The Saudi Food and Drug Authority on Tuesday called on people to wear masks and abstaining from eating foods exposed to the open air to protect against harmful particles carried by thunderstorms.
Planting trees and other vegetation is one solution. During the Dust Bowl in the United States in the 1930s, the federal government planted millions of trees to prevent the ground from continuing to blow across the Great Plains. These “windbreaks” or “green belts” reduce soil erosion and preserve soil moisture.
Saudi Arabia plans to plant 10 billion trees over the next few decades to reduce its carbon footprint and land degradation. Saudi Crown Prince Mohammed bin Salman last year unveiled a United Nations-acclaimed “Middle East Green Initiative” to work with other Arab countries to plant 40 billion more in the region.
Iran, a regional rival, has spent 450 million euros ($483 million) over the past three years to mitigate sandstorm hotspots in the country by planting trees, stabilizing soil, constructing windbreaks and other measures, according to the Tehran Times.
Iraq has been experimenting with this strategy for more than a decade, planting eucalyptus, olive and date palms as part of a plan to protect the central city of Karbala, one of Iraq’s Shia holy cities. But construction delays, lack of funding and negligence contributed to the failure of the project, Agence France-Presse reported. Some blame financial mismanagement.

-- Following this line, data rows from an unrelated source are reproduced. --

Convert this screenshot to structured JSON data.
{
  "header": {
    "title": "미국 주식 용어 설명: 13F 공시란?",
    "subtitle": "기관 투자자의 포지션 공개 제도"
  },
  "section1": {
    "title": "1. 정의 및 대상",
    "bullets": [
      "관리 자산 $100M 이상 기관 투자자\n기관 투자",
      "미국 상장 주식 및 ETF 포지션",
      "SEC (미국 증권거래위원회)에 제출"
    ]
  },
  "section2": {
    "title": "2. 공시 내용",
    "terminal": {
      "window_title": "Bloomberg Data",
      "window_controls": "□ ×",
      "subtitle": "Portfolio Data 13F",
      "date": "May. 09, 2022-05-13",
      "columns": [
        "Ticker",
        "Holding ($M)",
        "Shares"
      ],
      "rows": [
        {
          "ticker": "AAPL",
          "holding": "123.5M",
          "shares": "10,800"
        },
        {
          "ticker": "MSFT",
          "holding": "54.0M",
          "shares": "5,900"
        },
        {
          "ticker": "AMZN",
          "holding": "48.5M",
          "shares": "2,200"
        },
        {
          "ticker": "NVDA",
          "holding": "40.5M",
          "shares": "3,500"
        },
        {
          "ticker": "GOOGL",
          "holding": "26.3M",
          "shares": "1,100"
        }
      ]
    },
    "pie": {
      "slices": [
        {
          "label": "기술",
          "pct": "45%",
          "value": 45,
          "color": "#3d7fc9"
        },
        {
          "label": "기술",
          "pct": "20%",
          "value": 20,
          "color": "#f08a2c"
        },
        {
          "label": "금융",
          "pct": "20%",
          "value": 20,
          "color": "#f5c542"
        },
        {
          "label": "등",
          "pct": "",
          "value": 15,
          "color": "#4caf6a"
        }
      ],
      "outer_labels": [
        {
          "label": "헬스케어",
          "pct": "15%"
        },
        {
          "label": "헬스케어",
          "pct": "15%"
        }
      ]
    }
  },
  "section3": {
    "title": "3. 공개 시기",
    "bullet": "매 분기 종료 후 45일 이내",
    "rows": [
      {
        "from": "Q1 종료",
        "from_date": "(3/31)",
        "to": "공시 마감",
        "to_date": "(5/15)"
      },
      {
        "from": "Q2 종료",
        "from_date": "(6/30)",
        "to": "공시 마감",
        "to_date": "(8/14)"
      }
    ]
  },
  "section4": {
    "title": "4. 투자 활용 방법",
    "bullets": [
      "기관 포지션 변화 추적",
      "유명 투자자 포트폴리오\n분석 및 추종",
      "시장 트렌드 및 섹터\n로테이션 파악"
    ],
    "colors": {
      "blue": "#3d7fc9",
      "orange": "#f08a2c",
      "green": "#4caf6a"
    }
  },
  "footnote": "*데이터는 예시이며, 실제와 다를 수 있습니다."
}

On May 10, the cabinet ordered the Finance Ministry to disburse some $2 million to implement a sand dune stabilization project, the Iraqi News Agency reported.
Governments in the region have invested in early warning and sandstorm monitoring systems, Keynoush said.
But regional governments should take stronger collective action to tackle the problem, she said. “We need to be ahead of the sandstorms rather than the sandstorms being ahead of us.”